Rebuilt, flashed, and ...

root@OpenWrt:/# dmesg | grep Kernel
[    0.000000] Kernel command line: root=PARTUUID=bc50666c-02 rw rootwait console=ttyMV0,115200 earlycon=ar3700_uart,0xd0012000 cpufreq.default_governor=performance

Great, no need to change anything after the flash, the parameter is there. So checked,

root@OpenWrt:/# cat /sys/devices/system/cpu/cpufreq/policy0/scaling_governor
performance
root@OpenWrt:/# cat /sys/devices/system/cpu/cpufreq/policy0/stats/time_in_state
200000 0
250000 0
500000 0
1000000 5824

It works! So never in the wrong state, and no further changes needed. Are you able to try this as well?

Thanks!

For anyone involved, the 1.2 GHz issue is tracked here: https://lore.kernel.org/linux-arm-kernel/20210630135942.29730-1-kabel@kernel.org.

1 Like

Thanks! Very interesting, appreciate the info.

Thinking about a PR for my (small) change above ... thoughts?

You can try it, given that it's not disabling anything. But do argument very well in commit message why You want it.

1 Like

Absolutely agree - needs to be explained (well). Wondering why others aren't having the same issue - or are they?

@tmn505, @hmof - either of you able / want to test this out also?

Thanks!

Well, I'm not experiencing the same issue, so nothing can be reported from my side.

NP, fully understand!

Mine is working (up 23 hours with the 21.02 release), so I'm not going to experiment on it. Maybe it's only a problem on the newer kernel and I'll have to revisit when the next release comes out.

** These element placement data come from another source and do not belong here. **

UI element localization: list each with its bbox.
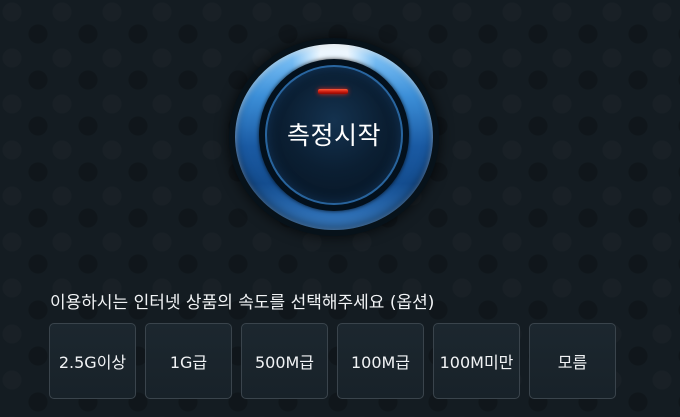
speed-option-group: 2.5G이상 1G급 500M급 100M급 100M미만 모름 — [49, 323, 616, 399]
speed-selection-prompt: 이용하시는 인터넷 상품의 속도를 선택해주세요 (옵션) — [50, 293, 435, 313]
speed-option-100m[interactable]: 100M급 — [337, 323, 424, 399]
speed-option-1g[interactable]: 1G급 — [145, 323, 232, 399]
status-indicator-light — [318, 89, 348, 94]
speed-option-under-100m[interactable]: 100M미만 — [433, 323, 520, 399]
start-measurement-button[interactable]: 측정시작 — [229, 38, 439, 236]
speed-option-unknown[interactable]: 모름 — [529, 323, 616, 399]
speed-option-2.5g-plus[interactable]: 2.5G이상 — [49, 323, 136, 399]
start-button-label: 측정시작 — [286, 121, 381, 150]
speed-option-500m[interactable]: 500M급 — [241, 323, 328, 399]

I've been running this board for four years with 19.07 and the release before that, using the ondemand governor, so I wonder why this problem came up at all. Something must have changed between the old 4.14 kernel and 5.4.

1 Like

Agreed! And you are running with the performance governor now (i.e. that's the 23 hour case)?

Thanks!

No, the default ondemand.

Sorry, confused - what did you change then to get it stable?